I am alone in a room with no windows, knotted wood floors.
There’s a clock, relentless, keeping track of all the minutes I’ve wasted.
The sky is so very dark but it’s sunlight that frightens me most.
I pack my suitcase, the same suitcase I was supposed to take on our honeymoon.
Outside it begins to sprinkle.
You wrote your notes on coffee-stained napkins.
Journeys you’ll never make.
Everywhere from the Swiss Alps to L’Arc de Triomphe to the pet store ten miles away.
We argued that last day:
It’s too expensive. Maybe we can just go to Cowan Lake.
You had the website of the cruise pulled up. You pointed to an exquisite sunset in Nice, to the lavender fields of Provence.
What’s money worth, you asked, If we never really live?
At the airport, I shiver in your winter coat.
Couples hold hands. A child tugs on her mother’s arm, begging for a cookies and cream cake pop.
I stand in line, clutching a ticket as if it is my lifeline.
Maybe it is.
I board behind a woman with wispy white hair, a cheetah print scarf. She smiles at me under red sunglasses. She’s dressed as if she’s already in a warmer climate: diaphanous teal long sleeved dress. Ruby red sandals a shade or two brighter than her sunglasses.
And then I am alone.

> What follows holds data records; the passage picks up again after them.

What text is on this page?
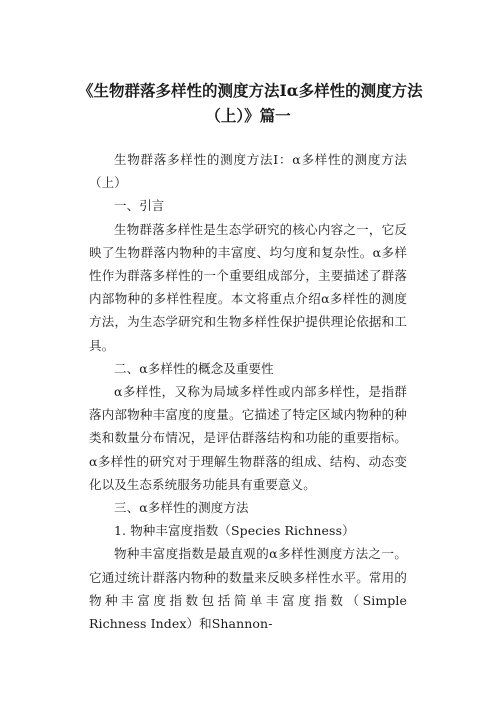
《生物群落多样性的测度方法Ⅰα多样性的测度方法
（上）》篇一

生物群落多样性的测度方法Ⅰ：α多样性的测度方法（上）

一、引言

生物群落多样性是生态学研究的核心内容之一，它反映了生物群落内物种的丰富度、均匀度和复杂性。α多样性作为群落多样性的一个重要组成部分，主要描述了群落内部物种的多样性程度。本文将重点介绍α多样性的测度方法，为生态学研究和生物多样性保护提供理论依据和工具。

二、α多样性的概念及重要性

α多样性，又称为局域多样性或内部多样性，是指群落内部物种丰富度的度量。它描述了特定区域内物种的种类和数量分布情况，是评估群落结构和功能的重要指标。α多样性的研究对于理解生物群落的组成、结构、动态变化以及生态系统服务功能具有重要意义。

三、α多样性的测度方法

1. 物种丰富度指数（Species Richness）

物种丰富度指数是最直观的α多样性测度方法之一。它通过统计群落内物种的数量来反映多样性水平。常用的物种丰富度指数包括简单丰富度指数（Simple Richness Index）和Shannon-
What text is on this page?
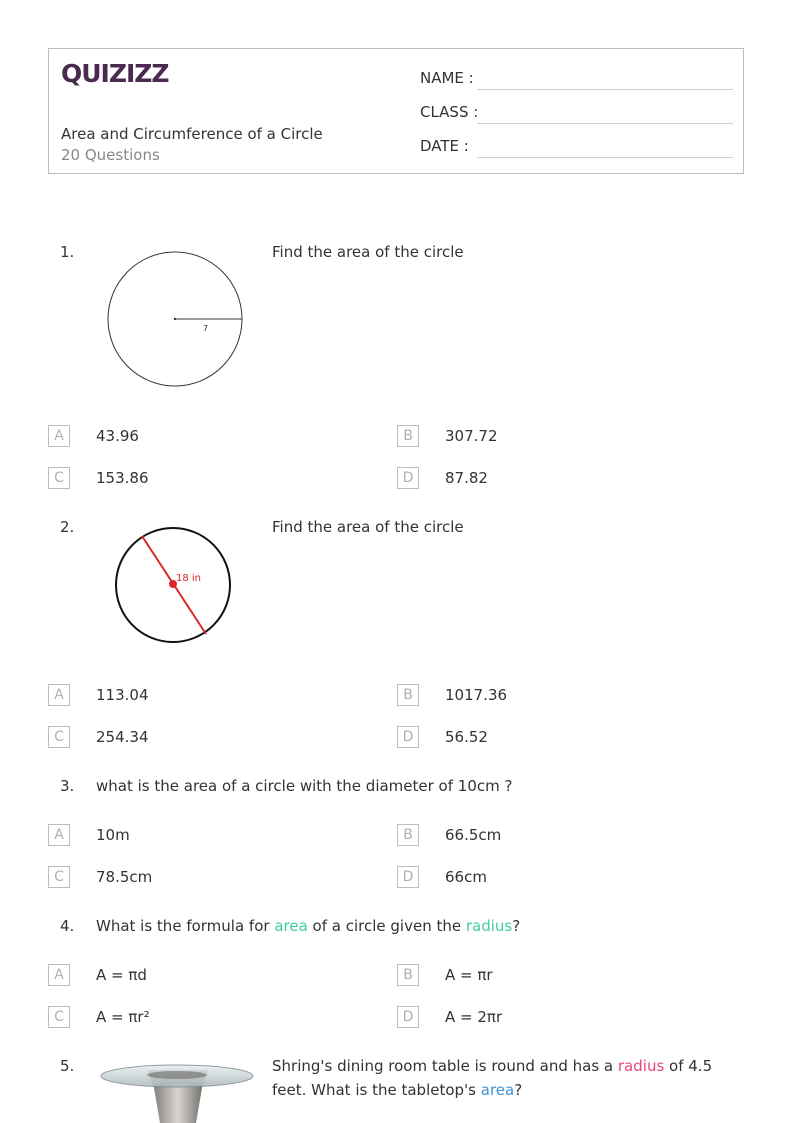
QUIZIZZ
Area and Circumference of a Circle
20 Questions
NAME :
CLASS :
DATE :
1.
7
Find the area of the circle
A	43.96	B	307.72
C	153.86	D	87.82
2.
18 in
Find the area of the circle
A	113.04	B	1017.36
C	254.34	D	56.52
3. what is the area of a circle with the diameter of 10cm ?
A	10m	B	66.5cm
C	78.5cm	D	66cm
4. What is the formula for area of a circle given the radius?
A	A = πd	B	A = πr
C	A = πr²	D	A = 2πr
5.	Shring's dining room table is round and has a radius of 4.5 feet. What is the tabletop's area?
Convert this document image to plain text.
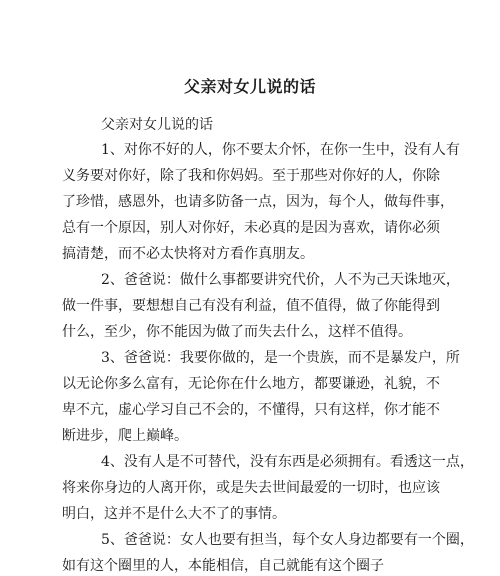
父亲对女儿说的话
父亲对女儿说的话
1、对你不好的人，你不要太介怀，在你一生中，没有人有
义务要对你好，除了我和你妈妈。至于那些对你好的人，你除
了珍惜，感恩外，也请多防备一点，因为，每个人，做每件事，
总有一个原因，别人对你好，未必真的是因为喜欢，请你必须
搞清楚，而不必太快将对方看作真朋友。
2、爸爸说：做什么事都要讲究代价，人不为己天诛地灭，
做一件事，要想想自己有没有利益，值不值得，做了你能得到
什么，至少，你不能因为做了而失去什么，这样不值得。
3、爸爸说：我要你做的，是一个贵族，而不是暴发户，所
以无论你多么富有，无论你在什么地方，都要谦逊，礼貌，不
卑不亢，虚心学习自己不会的，不懂得，只有这样，你才能不
断进步，爬上巅峰。
4、没有人是不可替代，没有东西是必须拥有。看透这一点，
将来你身边的人离开你，或是失去世间最爱的一切时，也应该
明白，这并不是什么大不了的事情。
5、爸爸说：女人也要有担当，每个女人身边都要有一个圈，
如有这个圈里的人，本能相信，自己就能有这个圈子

The seat beside me is empty. A luxury, for most.
But I just feel your absence.
Twenty minutes into the flight there’s turbulence.
Nothing to worry about. Don’t be alarmed.
The same statements you made to me that last day when the snow began to fall on I-79.
I accept a free water bottle and a bag of pretzels. They are stale, and most of the salt is in the bottom of the packet.
Turbulence lasts for maybe a half hour, maybe an hour.
And then the skies break.
Clouds shift to reveal a misty sun.
As if the sun knows it must return, but doesn’t wish to before it’s ready.